Costumo dizer que procuro atingir uma tensão poética que me leve a escrever o poema após todo um processo estético, emocional. A Emiliy Dickinson afirmou que o verdadeiro poema é como uma "descarga elétrica que atravessa a espinha dorsal". Só os grandes poetas conseguem atingir isso. Na medida do possível, procuro fazer o melhor e exprimir-me da forma mais verdadeira. 

Holofote Virtual: Como você conheceu Benedito Nunes e Haroldo Maranhão? 

Jorge Bastos: Em 1985 mudei para São Paulo, e no ano seguinte a Martins Fontes, editora onde trabalhava, transferiu-me para a filial do Rio de Janeiro, onde conheci o Haroldo Maranhão. Já lera praticamente todos os livros do Haroldo, e nos tornamos muito próximos nesse período, pois eu morava bem perto da sua casa no Aterro do Flamengo. Todas as vezes que o Benedito ia ao Rio, o Haroldo me ligava e saíamos para almoçar, não sem antes o Benedito passar pela livraria e fazer sua razia bibliófila. Fizemos isso várias vezes, e muitas mais conversamos longamente sobre figuras como o Mário Faustino, o Max, etc.

Era muito engraçado, um trio de paraenses atravessando o centro antigo do Rio, contando piadas e rindo discretamente. Tenho muitas saudades desse tempo, do Haroldo, que quando faleceu eu ainda estava em Portugal, e até hoje recordo como a notícia me abalou no meio do verão sufocante lusitano. O resultado está num poema deste livro, o "Pertença". O mesmo aconteceu quando soube do falecimento do Benedito e do Max. Escrevi uma rememoração sobre o Haroldo e sobre o Max que o Elias Pinto teve a amabilidade de publicar no Diário do Pará. 

Holofote Virtual: O que mais te impressiona em Benedito Nunes? 

Jorge Bastos: Quando mudei para Portugal, em 89, levei toda minha biblioteca.

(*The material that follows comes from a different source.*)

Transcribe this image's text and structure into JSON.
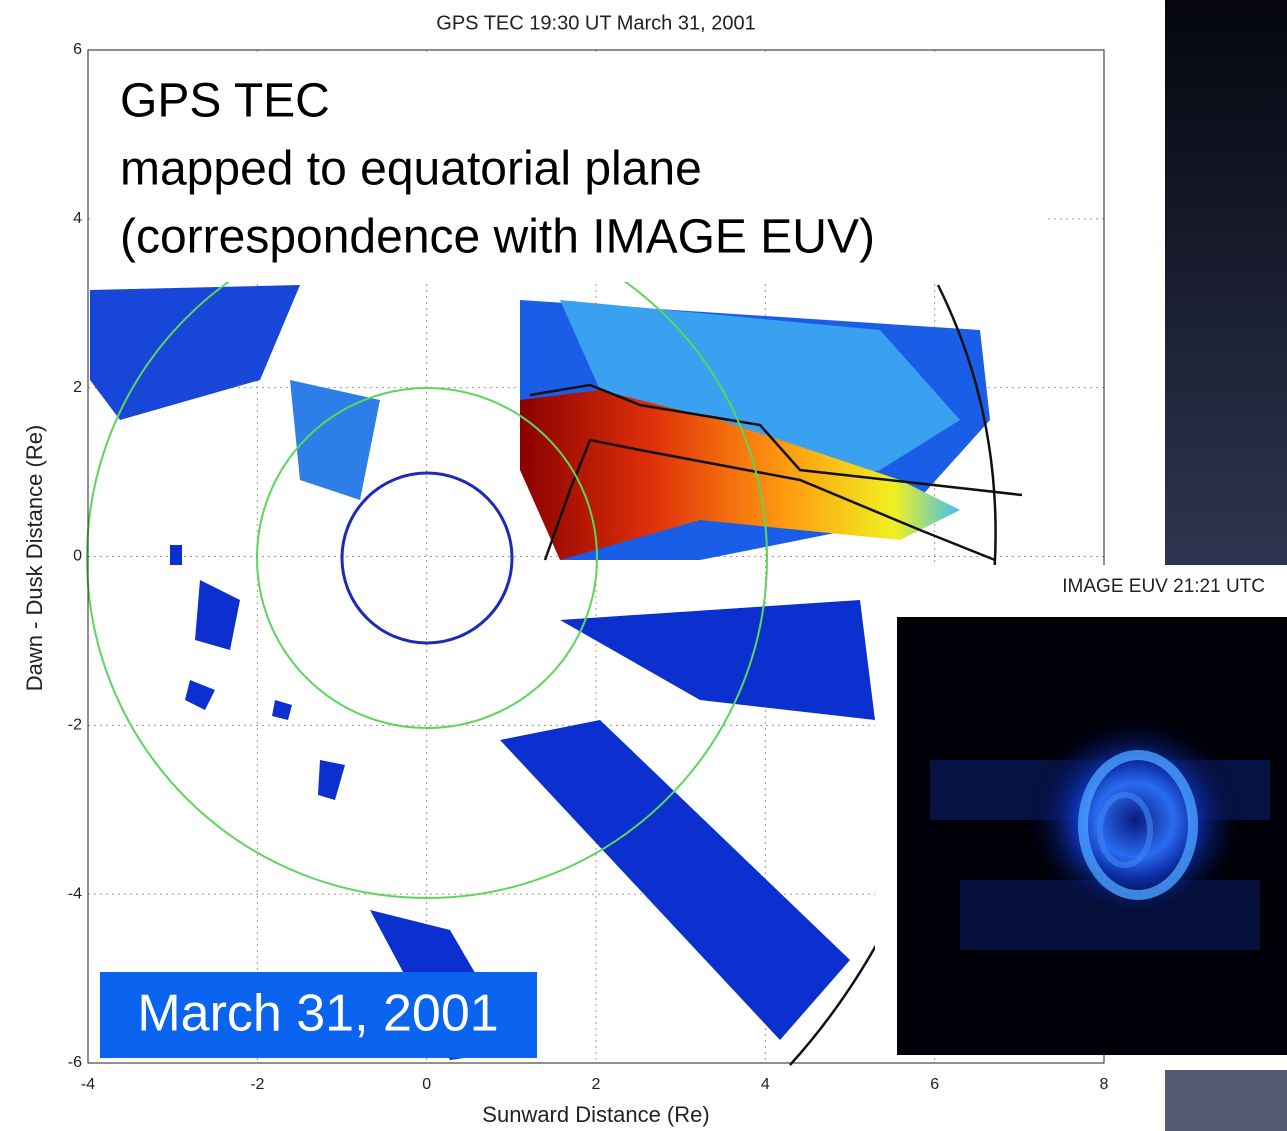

Os livros do Benedito me acompanharam, e acompanharam todo meu desenvolvimento como jornalista, função que assumi por quatro anos após aterrissar em Portugal. O Benedito foi um ser admirável, um ensaísta completo e dos mais estimulantes que surgiu no pensamento brasileiro, e não só. Seus estudos sobre Clarice, Cabral e Guimarães Rosa nortearam minhas indagações. Mas há um livro sobre o qual me debrucei vezes sem conta, o estudo profundíssimo sobre Heidegger, o Passagem para o Poético.

Tenho acompanhado junto ao Victor o seu trabalho de reedição da sua obra. É um trabalho que o Benedito iria se orgulhar. Mas acho que, como paraense, seu amor pela terra, e a decisão de nunca sair de lá (embora viajasse muito) são fatores que todos deveriam saudar.

Holofote Virtual: Quais trabalhos editorias você já realizou? 

Jorge Bastos: São vários livros, de Herberto Helder a O. Henry, traduzido por Fernando Pessoa, antologia da poesia brasileira, o Macunaíma, do Mário de Andrade, obras que publiquei no Brasil e em Portugal. Sem contar o trabalho editorial propriamente dito, e que está nos catálogos de editoras como a Martins/Martins Fontes. Quando voltei para o Brasil, trouxe três inéditos que só agora começo a publicar. 

Holofote Virtual: Como será a divulgação de Hemorragia. Pretende lançá-lo em Belém? 

Jorge Bastos: Ainda não sei se lançarei em Belém, meu trabalho como editor, e num momento que enfrento um novo projeto, não me permitem ausentar-me de Sampa. Mas talvez mais para frente consiga uma surtida relâmpago, até para aproveitar e mostrar meu apoio ao Lúcio Flávio Pinto que está sendo perseguido de forma vil pela justiça paraense.